Show differences in spatial variance

viz.plotSpatialVariation(l_new, l_old) 

Map a specific patient

viz.plotClusterMapping(df_meta, z, new_pat)

Show top 10 closest neighbours

df_neighbours = pup.find_neighbours(df_meta, z, new_pat)
viz.plot_neighbours(df_neighbours, new_pat)

Identify batch effects with tSNE

pup.plot_tsne(fit1, group_id=metadata_original['IS_REPLICATE'], path='figures/original/tsne_original.png')
pup.plot_tsne(fit2, group_id=metadata_w_replicates['IS_REPLICATE'], path='figures/replication/tsne_replication_projected.png')
Product space (2D representation) Newly projected patients on product space
tsne_original tsne_replicate

Methodology

Assigning new samples to clusters

Poodle assigns a label based on the orientation of the (new) sample in the learned embedding. It does so by creating two distributions for each cluster:

  1. The sample vs cluster similarity (How similar is the sample to the cluster?)
  2. The within cluster similarity (How stable is the cluster?)

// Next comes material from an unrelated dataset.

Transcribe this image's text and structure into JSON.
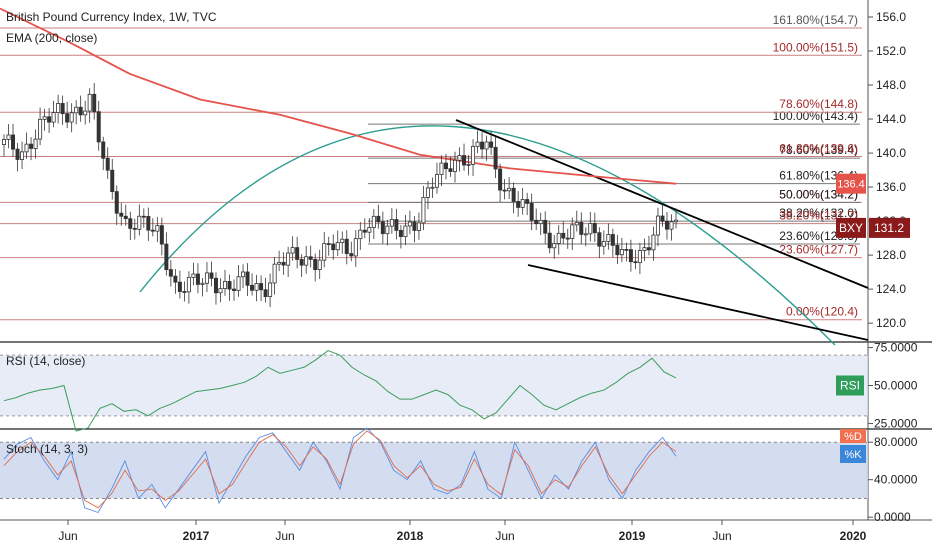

The characteristics of these distributions are captured and used to predict the cluster that a sample belongs to. We adopt an ML-technique to carefully weight each of these predictors untill the Labeler reaches a near perfect performance (see this notebook for confusion matrix). poodleLabeler

WIP

Be aware that this github repo is still a work in progress. We will update the readme as we make new additions to the tool. For example: we aim to add baseline comparison and batch correction in the near future. Furthermore, we want to improve the functionality for users that work with uniform data (w/ single modality).